Right-handed Kimble’s tribute to Gathers during the tournament was a left-handed shot for his first free throw attempt of the game – a nod to his southpaw friend. He made three of four during the tourney, blowing the roof off arenas, as LMU fans and bandwagoners cheered them on toward big wins over New Mexico State, defending national champion Michigan and a nail-biter over Alabama. As LMU powered toward a West Regional Final against No. 1-seeded UNLV, I mimicked Fryer’s high-arcing jump shot while playing pickup ball and, apparently inpired by Stumer, occasionally watched pickup teammates dive for loose balls while my skin remained conspicuously asphalt free.

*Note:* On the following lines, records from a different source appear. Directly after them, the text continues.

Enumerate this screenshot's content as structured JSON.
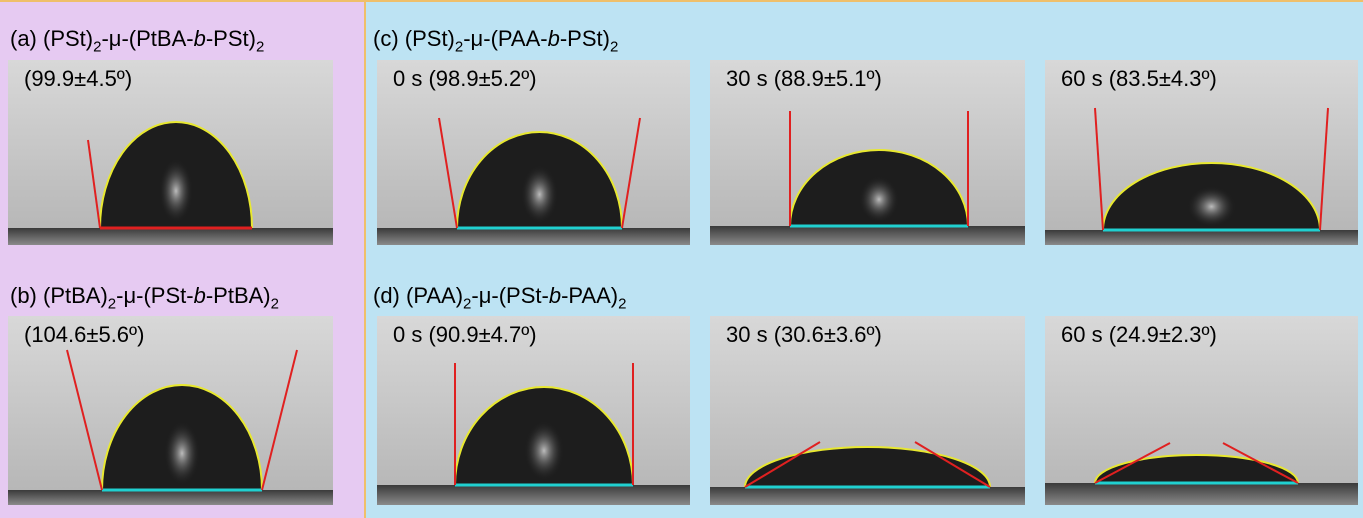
{
  "panels": [
    {
      "label": [
        "(a) (PSt)",
        "2",
        "-μ-(PtBA-",
        "b",
        "-PSt)",
        "2"
      ],
      "images": [
        {
          "caption": "(99.9±4.5º)"
        }
      ]
    },
    {
      "label": [
        "(b) (PtBA)",
        "2",
        "-μ-(PSt-",
        "b",
        "-PtBA)",
        "2"
      ],
      "images": [
        {
          "caption": "(104.6±5.6º)"
        }
      ]
    },
    {
      "label": [
        "(c) (PSt)",
        "2",
        "-μ-(PAA-",
        "b",
        "-PSt)",
        "2"
      ],
      "images": [
        {
          "caption": "0 s (98.9±5.2º)"
        },
        {
          "caption": "30 s (88.9±5.1º)"
        },
        {
          "caption": "60 s (83.5±4.3º)"
        }
      ]
    },
    {
      "label": [
        "(d) (PAA)",
        "2",
        "-μ-(PSt-",
        "b",
        "-PAA)",
        "2"
      ],
      "images": [
        {
          "caption": "0 s (90.9±4.7º)"
        },
        {
          "caption": "30 s (30.6±3.6º)"
        },
        {
          "caption": "60 s (24.9±2.3º)"
        }
      ]
    }
  ]
}
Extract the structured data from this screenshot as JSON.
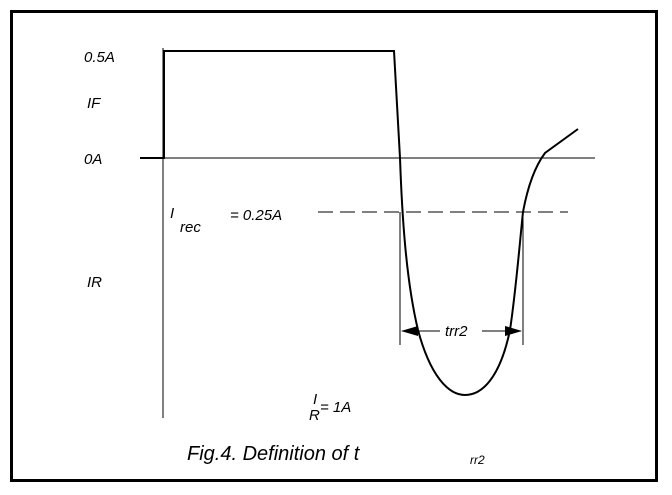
{
  "figure": {
    "labels": {
      "level_high": "0.5A",
      "forward_current": "IF",
      "level_zero": "0A",
      "i_rec_prefix": "I",
      "i_rec_subscript": "rec",
      "i_rec_value": "= 0.25A",
      "reverse_current": "IR",
      "i_r_prefix": "I",
      "i_r_subscript": "R",
      "i_r_value": "= 1A",
      "trr_marker": "trr2"
    },
    "caption": {
      "text": "Fig.4.  Definition of t",
      "subscript": "rr2"
    },
    "colors": {
      "line": "#000000",
      "frame": "#000000",
      "background": "#ffffff"
    }
  }
}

Nothing was going to prevent UNLV from winning the national title that year, certainly not a pickup hoops team from suburban L.A. The Runnin’ Rebels had three future NBA starters on that team (Stacey Augmon, Greg Anthony and Larry Johnson), a deep bench and dominant athletes who smothered the Lions. The final score was 131-101, and the game ended with the brash UNLV bench giving an exhausted Kimble a standing ovation as he walked off the court for the final time in an LMU uniform.
This is my favorite time of year, but I doubt any tournament will feature a Cinderella run like LMU’s 25 years ago. Do Hank a solid by shooting lefty at the free throw line. Pull up an extra TV this Thursday and enjoy the show.